The first Olympic champion to be stripped of a medal for substance abuse was Hans Gunner Lijenwall. The Swede was part of a team that came third in the pentathlon at the 1968 Games in Mexico.

Both he and his teammates were stripped of their medals, however, when alcohol was discovered in his blood. He later explained that he had two beers, before the pistol shooting, to calm his nerves.

Olympic Queen

Russian Larisa Latynina holds the record for winning the most Olympic medals. The gymnast competed in just three games, from 1956 to 1964, and won 18 medals, nine of which were gold. Swimmer Michael Phelps holds the record for most golds, with 14.

And the gold for Misogyny goes to…

There are still three countries that have yet to send a woman to represent them at the Olympics.

Baharin and Qatar have said they intend to right that situation this year, while Saudi Arabia is still unsure what to do.

Latest reports suggest that the Saudi Olympic Committee will allow women to participate, but not as representatives of the country.

Not exactly a massive vote of confidence.

Women have competed in the Olympics since Paris, 1900. At that Olympics, 22 women competed and 975 men.

Qui est the unknown Champion?

In Paris, 1900, the Dutch coxed pair of Francois Brandt and Roloef Brandt dumped their chubby cox and found themselves a shorter, and apparently lighter one, in the shape of a young local. The French boy guided the Dutch pair to victory and was even photographed with them after the race. Then, he disappeared and to this day nobody knows who he is.

An athlete for all seasons

Only four people have won medals at both the summer and winter Olympics.

Eddie Eagan won the light heavyweight boxing gold in 1920, and a gold for his part in the four-man bobsled in 1932. Although his middle names, Francis and Patrick, are suspiciously Irish-sounding, Eagan represented America and hailed from Denver. Jacob Tullin Thams, from Norway, took the ski-jumping gold in 1924 and an eight-metre yachting silver in 1936, while Clara Hughes, from Canada, claimed bronze in both the individual road-race cycling and individual time-trial cycling events in 1996, and a 5,000m speed-skating bronze in 2002.

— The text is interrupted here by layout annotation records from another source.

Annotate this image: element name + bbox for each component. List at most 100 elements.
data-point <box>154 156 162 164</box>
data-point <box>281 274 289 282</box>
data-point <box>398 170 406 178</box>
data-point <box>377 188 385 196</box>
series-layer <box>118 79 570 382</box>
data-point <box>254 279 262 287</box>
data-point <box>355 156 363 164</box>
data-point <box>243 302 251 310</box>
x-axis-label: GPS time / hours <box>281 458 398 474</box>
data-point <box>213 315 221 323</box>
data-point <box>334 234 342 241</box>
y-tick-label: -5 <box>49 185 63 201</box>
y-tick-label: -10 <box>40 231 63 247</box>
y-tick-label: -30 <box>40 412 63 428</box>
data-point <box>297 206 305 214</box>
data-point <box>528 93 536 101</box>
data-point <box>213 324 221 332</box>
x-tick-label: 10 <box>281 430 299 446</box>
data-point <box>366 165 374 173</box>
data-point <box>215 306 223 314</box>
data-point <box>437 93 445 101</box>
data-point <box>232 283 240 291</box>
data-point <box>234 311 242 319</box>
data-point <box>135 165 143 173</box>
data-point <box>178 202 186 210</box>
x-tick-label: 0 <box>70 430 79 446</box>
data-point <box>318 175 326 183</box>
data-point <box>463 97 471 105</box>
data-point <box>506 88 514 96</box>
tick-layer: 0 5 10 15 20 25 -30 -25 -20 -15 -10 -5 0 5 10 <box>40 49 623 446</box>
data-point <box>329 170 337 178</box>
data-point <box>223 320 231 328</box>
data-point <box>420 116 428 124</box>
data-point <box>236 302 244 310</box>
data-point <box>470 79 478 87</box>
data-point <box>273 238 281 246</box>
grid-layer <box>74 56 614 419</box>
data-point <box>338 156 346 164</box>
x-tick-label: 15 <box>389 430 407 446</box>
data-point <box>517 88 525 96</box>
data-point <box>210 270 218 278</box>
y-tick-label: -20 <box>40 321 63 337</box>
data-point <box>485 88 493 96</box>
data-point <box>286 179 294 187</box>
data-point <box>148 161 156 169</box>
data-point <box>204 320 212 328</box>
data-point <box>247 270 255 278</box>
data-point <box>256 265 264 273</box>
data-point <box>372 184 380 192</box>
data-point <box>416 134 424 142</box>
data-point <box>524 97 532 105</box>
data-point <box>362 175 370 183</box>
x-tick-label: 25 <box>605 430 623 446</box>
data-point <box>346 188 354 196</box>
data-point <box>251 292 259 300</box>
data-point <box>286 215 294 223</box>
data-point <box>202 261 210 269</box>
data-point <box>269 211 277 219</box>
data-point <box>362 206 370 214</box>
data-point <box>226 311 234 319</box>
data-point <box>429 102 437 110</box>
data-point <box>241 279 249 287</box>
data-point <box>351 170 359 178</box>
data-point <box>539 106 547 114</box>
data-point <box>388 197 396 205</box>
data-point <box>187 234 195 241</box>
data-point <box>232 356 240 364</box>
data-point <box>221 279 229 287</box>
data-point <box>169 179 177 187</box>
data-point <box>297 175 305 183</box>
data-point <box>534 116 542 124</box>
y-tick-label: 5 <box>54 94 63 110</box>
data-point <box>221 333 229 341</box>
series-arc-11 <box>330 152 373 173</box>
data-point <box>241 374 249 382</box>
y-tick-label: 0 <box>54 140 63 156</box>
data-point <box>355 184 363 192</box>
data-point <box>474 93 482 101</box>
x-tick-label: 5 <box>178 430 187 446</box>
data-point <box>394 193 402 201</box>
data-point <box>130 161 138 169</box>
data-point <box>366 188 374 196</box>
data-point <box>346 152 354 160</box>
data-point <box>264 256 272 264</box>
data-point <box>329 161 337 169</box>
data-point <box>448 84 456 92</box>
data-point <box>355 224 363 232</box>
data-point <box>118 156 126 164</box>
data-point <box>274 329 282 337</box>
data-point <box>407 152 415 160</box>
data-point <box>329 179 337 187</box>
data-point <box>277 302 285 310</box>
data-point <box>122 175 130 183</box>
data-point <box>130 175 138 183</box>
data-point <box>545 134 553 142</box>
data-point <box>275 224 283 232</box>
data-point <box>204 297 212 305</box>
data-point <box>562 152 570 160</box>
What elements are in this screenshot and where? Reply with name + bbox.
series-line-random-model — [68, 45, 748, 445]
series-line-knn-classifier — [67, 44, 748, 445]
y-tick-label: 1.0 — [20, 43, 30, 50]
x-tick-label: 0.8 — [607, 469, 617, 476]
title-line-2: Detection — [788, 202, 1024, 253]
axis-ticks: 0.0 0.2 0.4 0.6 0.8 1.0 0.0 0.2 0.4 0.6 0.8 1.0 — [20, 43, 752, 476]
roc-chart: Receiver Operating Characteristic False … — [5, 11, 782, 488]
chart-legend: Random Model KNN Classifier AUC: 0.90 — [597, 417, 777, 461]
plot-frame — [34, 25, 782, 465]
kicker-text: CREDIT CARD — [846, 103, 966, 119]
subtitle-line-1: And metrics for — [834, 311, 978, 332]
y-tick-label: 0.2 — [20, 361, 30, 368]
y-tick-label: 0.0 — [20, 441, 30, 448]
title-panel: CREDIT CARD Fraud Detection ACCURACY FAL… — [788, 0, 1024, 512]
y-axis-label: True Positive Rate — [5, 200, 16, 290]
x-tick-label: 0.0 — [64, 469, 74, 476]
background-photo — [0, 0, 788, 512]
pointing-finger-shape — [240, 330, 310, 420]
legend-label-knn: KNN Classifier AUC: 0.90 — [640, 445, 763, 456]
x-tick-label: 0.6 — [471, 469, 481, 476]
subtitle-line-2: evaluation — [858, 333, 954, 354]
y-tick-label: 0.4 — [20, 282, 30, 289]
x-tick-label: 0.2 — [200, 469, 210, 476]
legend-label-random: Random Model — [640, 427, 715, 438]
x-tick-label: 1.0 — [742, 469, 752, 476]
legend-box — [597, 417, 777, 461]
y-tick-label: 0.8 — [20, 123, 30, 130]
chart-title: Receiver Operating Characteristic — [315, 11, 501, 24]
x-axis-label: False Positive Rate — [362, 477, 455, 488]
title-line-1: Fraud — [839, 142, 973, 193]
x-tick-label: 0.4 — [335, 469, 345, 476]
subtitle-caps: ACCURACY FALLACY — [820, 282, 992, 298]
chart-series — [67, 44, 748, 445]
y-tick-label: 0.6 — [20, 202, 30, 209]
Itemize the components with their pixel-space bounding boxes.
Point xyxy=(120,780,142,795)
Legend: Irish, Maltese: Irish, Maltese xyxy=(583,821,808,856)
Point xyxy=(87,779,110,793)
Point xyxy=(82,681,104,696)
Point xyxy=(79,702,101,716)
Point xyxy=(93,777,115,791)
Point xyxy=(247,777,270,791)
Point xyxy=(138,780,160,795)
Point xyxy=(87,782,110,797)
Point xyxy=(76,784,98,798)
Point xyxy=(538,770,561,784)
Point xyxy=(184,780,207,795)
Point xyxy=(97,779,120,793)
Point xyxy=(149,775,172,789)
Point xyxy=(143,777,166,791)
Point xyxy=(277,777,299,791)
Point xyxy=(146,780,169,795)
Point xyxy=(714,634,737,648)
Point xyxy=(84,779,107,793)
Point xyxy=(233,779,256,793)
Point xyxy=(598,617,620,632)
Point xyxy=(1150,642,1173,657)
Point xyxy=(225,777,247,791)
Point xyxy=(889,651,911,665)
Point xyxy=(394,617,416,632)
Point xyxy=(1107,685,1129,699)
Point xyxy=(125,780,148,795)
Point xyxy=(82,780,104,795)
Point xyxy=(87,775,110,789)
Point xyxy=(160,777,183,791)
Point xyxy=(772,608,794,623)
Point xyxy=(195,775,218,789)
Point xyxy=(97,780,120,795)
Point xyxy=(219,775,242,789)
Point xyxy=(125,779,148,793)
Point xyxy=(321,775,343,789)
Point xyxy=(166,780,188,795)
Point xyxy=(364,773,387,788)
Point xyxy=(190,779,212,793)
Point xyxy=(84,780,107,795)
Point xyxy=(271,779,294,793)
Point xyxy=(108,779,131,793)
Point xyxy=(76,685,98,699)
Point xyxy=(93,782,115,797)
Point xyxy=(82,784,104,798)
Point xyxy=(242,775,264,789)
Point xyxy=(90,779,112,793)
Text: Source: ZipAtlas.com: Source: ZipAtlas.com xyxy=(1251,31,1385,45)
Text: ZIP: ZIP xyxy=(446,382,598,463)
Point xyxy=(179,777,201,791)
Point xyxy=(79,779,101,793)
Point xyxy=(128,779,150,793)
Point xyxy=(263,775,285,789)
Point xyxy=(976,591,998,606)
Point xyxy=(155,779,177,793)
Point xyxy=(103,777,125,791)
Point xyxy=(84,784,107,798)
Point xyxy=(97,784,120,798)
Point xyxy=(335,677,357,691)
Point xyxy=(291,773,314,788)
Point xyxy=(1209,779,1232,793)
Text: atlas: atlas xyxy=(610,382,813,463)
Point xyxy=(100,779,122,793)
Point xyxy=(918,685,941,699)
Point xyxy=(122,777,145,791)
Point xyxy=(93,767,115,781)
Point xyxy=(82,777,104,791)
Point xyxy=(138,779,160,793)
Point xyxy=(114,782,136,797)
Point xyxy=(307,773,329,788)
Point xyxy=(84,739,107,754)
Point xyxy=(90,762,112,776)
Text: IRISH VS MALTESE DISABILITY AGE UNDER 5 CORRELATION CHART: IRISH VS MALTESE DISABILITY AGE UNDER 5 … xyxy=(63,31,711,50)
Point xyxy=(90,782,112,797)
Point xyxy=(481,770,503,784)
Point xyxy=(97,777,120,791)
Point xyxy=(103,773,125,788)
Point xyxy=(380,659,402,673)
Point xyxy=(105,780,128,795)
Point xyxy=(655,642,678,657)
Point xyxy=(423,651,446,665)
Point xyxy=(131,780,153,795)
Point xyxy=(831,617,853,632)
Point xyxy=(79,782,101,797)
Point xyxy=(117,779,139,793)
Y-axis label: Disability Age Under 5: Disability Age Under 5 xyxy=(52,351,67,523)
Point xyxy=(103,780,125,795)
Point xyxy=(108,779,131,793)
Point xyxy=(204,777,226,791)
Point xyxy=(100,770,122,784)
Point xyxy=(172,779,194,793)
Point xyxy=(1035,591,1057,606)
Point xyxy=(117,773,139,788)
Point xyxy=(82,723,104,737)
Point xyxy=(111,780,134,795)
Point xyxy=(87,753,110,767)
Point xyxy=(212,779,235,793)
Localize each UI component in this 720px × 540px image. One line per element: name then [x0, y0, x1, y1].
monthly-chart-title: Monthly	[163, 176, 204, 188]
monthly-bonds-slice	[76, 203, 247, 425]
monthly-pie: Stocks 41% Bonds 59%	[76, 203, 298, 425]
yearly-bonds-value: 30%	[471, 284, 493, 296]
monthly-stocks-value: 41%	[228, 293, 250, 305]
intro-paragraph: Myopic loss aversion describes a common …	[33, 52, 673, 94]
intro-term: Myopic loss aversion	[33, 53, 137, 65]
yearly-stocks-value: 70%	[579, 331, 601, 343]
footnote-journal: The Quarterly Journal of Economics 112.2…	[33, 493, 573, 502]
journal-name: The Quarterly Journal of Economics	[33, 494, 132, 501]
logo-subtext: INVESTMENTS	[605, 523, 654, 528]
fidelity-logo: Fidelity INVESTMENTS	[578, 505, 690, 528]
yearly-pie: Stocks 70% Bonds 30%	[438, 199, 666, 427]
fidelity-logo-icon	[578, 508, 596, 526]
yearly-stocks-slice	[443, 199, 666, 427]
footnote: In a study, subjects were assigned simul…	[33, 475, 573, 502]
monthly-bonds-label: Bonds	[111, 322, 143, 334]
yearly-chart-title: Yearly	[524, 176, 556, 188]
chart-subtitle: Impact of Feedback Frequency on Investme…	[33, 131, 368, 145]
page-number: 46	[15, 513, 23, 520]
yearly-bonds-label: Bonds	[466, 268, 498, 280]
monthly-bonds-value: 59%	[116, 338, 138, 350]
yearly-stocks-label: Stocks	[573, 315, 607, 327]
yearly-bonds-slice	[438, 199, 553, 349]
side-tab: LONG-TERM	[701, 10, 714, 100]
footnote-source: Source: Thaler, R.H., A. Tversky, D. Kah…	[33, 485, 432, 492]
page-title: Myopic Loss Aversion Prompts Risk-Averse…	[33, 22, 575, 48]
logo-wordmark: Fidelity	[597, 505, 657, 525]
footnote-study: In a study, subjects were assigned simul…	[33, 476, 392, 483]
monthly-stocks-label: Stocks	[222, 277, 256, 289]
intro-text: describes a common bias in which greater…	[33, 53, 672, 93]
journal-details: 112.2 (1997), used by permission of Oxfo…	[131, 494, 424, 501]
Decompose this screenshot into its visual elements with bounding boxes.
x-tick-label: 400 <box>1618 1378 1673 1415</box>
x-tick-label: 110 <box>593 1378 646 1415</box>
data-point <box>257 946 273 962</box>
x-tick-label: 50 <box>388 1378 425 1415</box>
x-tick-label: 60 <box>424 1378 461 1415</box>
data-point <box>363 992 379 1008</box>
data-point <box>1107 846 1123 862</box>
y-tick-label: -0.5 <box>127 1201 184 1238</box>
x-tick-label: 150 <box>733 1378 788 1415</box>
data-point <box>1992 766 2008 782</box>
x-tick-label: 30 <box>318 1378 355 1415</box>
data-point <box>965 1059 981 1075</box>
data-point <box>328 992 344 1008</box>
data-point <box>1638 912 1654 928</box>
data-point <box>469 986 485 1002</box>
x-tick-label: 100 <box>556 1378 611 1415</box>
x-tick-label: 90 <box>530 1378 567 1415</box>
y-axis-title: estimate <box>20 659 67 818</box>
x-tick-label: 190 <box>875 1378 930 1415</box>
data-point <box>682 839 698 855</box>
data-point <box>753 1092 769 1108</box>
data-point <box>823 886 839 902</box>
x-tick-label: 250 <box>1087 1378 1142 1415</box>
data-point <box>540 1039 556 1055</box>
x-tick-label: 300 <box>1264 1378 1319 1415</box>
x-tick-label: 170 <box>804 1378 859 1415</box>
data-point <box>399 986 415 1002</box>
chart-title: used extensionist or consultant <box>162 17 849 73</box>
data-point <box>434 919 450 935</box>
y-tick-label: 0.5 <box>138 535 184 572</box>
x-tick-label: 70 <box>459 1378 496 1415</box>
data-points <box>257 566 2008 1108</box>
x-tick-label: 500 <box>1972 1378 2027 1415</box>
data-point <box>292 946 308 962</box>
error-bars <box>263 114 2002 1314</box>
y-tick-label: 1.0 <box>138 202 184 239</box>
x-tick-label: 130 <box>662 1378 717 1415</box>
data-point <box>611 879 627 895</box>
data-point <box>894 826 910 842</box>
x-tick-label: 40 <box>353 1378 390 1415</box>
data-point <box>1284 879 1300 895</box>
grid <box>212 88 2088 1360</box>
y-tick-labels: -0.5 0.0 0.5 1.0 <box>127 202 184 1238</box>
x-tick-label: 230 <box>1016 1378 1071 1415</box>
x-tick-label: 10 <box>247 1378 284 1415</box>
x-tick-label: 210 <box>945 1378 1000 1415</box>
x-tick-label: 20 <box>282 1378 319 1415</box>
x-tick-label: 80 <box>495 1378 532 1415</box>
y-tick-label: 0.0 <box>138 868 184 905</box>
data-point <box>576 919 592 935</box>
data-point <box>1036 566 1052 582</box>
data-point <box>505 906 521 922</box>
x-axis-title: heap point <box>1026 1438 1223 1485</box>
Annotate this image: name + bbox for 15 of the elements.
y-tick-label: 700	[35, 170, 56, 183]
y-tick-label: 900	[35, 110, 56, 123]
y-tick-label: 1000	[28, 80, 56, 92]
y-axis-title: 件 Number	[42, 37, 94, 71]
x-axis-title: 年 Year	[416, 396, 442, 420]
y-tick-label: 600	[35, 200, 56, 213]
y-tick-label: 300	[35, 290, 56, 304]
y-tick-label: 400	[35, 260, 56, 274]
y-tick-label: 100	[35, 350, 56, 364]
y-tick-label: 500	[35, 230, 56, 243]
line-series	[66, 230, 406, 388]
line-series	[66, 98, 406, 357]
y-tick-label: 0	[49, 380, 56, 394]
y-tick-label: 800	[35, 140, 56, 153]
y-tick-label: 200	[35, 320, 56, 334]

But the achievement of Christa Luding-Rothenburger, from East Germany (and, later, Germany), is perhaps the most remarkable.

Luding-Rothenburger won speed-skating gold at 500m in 1984. In Calgary, in 1988, she took gold in the 1,000m and silver in the 500m.

Seven months later, she took silver in match-sprint cycling in Seoul, making her the only athlete to win medals in both winter and summer games in the same year.

Brushstrokes not breaststroke

The Olympics are, of course, synonymous with sport, but seven Olympiads between 1912 and 1948 also included competitions for art, literature, architecture, sculpture and music.

And yep, you guessed it, we did quite well.

In 1924, Jack B Yeats won silver for the now well-known Liffey Swim, while in literature Oliver St John Gogarty won a bronze medal for his poem Ode to the Tailteann Games.

We had to wait until 1948 to feature again, when Letitia Hamilton won bronze for her painting Meath Hunt Point-to-Point Races.